2)  Count how many keys & divide by # of regions we want to create.  (e.g.
300).  This gives us # of keys in a region (region size).
3)  Loop thru the sorted keys & every time region size is reached, write
down region # & starting key.  This info can later be used to create the
table.

Honestly, I am not sure what you mean by "hadoop does this automatically".

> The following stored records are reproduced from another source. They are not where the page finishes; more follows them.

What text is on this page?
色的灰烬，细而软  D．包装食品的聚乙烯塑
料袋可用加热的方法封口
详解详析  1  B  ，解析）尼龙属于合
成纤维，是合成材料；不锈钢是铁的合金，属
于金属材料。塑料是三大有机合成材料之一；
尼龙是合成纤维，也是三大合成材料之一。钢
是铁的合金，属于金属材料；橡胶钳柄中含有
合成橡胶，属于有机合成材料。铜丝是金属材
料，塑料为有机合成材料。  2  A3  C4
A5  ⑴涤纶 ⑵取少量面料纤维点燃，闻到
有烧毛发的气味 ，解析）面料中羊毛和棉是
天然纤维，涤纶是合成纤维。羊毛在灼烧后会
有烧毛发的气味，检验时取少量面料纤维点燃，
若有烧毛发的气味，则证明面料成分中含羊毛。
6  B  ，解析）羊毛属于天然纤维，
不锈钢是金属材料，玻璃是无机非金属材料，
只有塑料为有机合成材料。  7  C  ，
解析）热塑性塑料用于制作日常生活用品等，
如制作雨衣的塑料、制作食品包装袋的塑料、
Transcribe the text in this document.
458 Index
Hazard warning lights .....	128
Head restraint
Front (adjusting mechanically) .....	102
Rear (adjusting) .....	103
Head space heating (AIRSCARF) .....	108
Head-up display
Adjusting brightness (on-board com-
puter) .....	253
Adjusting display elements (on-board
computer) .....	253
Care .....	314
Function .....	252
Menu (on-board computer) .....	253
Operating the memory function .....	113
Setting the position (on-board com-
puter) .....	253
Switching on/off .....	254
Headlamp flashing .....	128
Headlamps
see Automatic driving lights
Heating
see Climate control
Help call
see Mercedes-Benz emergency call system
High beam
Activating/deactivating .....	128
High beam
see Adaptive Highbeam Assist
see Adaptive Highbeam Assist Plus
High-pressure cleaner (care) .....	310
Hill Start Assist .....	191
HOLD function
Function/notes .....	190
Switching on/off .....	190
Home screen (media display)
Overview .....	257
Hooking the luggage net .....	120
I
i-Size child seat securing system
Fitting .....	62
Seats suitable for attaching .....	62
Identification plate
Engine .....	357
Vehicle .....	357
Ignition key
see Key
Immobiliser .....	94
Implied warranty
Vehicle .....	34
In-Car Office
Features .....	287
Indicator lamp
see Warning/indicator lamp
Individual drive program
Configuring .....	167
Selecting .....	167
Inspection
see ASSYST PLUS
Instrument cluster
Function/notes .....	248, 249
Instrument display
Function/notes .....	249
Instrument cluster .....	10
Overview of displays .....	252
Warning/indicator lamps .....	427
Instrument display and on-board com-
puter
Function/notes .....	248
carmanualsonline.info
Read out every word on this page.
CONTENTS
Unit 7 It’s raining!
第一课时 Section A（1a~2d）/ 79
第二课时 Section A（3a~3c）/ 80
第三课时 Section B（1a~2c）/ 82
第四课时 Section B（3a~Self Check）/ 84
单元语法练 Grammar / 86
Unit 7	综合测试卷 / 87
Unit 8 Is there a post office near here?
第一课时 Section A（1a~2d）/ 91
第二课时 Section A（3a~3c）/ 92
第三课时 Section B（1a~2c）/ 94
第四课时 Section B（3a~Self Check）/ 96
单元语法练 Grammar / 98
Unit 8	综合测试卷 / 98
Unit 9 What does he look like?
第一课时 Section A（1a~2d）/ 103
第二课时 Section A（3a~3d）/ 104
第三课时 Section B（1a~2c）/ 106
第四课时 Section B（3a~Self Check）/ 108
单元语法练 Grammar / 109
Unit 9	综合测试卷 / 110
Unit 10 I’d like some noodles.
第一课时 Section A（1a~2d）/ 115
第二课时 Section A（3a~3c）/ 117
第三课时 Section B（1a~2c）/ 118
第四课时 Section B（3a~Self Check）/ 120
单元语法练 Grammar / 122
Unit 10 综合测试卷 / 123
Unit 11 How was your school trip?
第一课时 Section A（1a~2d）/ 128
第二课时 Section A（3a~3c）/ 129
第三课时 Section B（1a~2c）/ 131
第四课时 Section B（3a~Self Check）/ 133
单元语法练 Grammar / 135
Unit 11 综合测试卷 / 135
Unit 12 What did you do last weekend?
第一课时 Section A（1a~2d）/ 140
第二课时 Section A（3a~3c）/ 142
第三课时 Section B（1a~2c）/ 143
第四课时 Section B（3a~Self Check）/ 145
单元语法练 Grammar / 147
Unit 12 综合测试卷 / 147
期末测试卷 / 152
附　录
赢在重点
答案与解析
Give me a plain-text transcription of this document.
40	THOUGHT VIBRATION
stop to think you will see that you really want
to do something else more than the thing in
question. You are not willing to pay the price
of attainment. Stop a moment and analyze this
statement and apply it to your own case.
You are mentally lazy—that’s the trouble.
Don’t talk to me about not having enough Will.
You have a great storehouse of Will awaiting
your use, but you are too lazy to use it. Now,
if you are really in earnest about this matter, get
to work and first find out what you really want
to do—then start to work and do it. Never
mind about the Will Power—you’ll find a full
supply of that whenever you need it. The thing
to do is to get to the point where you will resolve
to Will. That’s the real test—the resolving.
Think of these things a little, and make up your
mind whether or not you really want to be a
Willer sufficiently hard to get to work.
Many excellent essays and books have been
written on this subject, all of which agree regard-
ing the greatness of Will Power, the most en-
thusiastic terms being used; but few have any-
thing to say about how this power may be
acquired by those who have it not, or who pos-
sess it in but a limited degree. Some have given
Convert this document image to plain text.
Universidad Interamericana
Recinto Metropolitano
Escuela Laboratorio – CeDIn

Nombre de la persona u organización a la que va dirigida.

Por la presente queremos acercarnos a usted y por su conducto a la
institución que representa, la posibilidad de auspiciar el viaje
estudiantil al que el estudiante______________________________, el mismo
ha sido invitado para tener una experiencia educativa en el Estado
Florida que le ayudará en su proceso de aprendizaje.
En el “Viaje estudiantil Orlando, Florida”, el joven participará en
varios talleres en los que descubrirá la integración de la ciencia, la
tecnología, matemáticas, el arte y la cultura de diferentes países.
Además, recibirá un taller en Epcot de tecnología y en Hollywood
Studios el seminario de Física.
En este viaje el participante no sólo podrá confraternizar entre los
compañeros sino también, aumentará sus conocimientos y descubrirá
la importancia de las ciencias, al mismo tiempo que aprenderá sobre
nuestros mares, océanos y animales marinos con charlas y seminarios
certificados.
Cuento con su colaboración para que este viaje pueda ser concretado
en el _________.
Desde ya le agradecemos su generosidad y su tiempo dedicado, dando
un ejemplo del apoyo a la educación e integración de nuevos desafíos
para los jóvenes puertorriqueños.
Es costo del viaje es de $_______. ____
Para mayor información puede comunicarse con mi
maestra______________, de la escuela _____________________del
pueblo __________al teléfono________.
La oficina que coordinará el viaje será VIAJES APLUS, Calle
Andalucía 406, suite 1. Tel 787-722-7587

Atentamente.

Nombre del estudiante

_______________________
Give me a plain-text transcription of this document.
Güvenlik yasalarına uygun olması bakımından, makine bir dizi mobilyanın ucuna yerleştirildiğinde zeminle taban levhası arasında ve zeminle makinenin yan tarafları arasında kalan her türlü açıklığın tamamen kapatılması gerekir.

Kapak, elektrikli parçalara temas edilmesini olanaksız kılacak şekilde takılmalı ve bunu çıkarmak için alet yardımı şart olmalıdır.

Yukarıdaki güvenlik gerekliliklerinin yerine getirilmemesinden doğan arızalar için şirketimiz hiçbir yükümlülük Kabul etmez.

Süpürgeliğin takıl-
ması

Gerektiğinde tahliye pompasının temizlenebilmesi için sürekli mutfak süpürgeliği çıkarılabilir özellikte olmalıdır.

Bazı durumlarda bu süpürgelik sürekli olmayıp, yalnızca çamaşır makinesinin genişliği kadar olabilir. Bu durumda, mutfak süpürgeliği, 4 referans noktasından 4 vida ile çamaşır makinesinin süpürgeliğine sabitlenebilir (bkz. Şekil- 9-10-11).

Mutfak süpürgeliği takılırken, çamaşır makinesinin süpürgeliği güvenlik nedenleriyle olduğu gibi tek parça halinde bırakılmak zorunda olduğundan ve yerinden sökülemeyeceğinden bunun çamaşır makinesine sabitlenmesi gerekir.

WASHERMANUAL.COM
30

If you used a single reducer, did you use secondary sort
(setOutputValueGroupingComparator) to sort the keys?  Did you loop thru the
*values* to find regions?  Would appreciate it if you would describe this
MR job.  Thanks.
On Wed, May 9, 2012 at 8:25 AM, Bryan Beaudreault
<[EMAIL PROTECTED]>wrote:

> I also recently had this problem, trying to index 6+ billion records into
> HBase.  The job would take about 4 hours before it brought down the entire
> cluster, at only around 60% complete.
>
> After trying a bunch of things, we went to bulk loading.  This is actually
> pretty easy, though the hardest part is that you need to have a table ready
> with the region splits you are going to use.  Region splits aside, there
> are 2 steps:
>
> 1) Change your job to instead of executing yours Puts, just output them
> using context.write.  Put is writable. (We used ImmutableBytesWritable as
> the Key, representing the rowKey)
> 2) Add another job that reads that input and configure it
> using HFileOutputFormat.configureIncrementalLoad(Job job, HTable table);
>  This will add the right reducer.
>
> Once those two have run, you can finalize the process using the
> completebulkload tool documented at
> http://hbase.apache.org/bulk-loads.html
>
> For the region splits problem, we created another job which sorted all of
> the puts by the key (hadoop does this automatically) and had a single
> reducer.  It stepped through all of the Puts calculating up the total size
> until it reached some threshold.  When it did it recorded the bytearray and
> used that for the start of the next region. We used the result of this job
> to create a new table.  There is probably a better way to do this but it
> takes like 20 minutes to write.
>
> This whole process took less than an hour, with the bulk load part only
> taking 15 minutes.  Much better!
>
> On Wed, May 9, 2012 at 11:08 AM, Something Something <
> [EMAIL PROTECTED]> wrote:
>
> > Hey Oliver,
> >
> > Thanks a "billion" for the response -:)  I will take any code you can
> > provide even if it's a hack!  I will even send you an Amazon gift card -
> > not that you care or need it -:)
> >
> > Can you share some performance statistics?  Thanks again.
> >
> >
> > On Wed, May 9, 2012 at 8:02 AM, Oliver Meyn (GBIF) <[EMAIL PROTECTED]>
> wrote:
> >
> > > Heya Something,
> > >
> > > I had a similar task recently and by far the best way to go about this
> is
> > > with bulk loading after pre-splitting your target table.  As you know
> > > ImportTsv doesn't understand Avro files so I hacked together my own
> > > ImportAvro class to create the Hfiles that I eventually moved into
> HBase
> > > with completebulkload.  I haven't committed my class anywhere because
> > it's
> > > a pretty ugly hack, but I'm happy to share it with you as a starting
> > point.
> > >  Doing billions of puts will just drive you crazy.
> > >
> > > Cheers,
> > > Oliver
> > >
> > > On 2012-05-09, at 4:51 PM, Something Something wrote:
> > >
> > > > I ran the following MR job that reads AVRO files & puts them on
> HBase.
> > >  The
> > > > files have tons of data (billions).  We have a fairly decent size
> > > cluster.
> > > > When I ran this MR job, it brought down HBase.  When I commented out
> > the
> > > > Puts on HBase, the job completed in 45 seconds (yes that's seconds).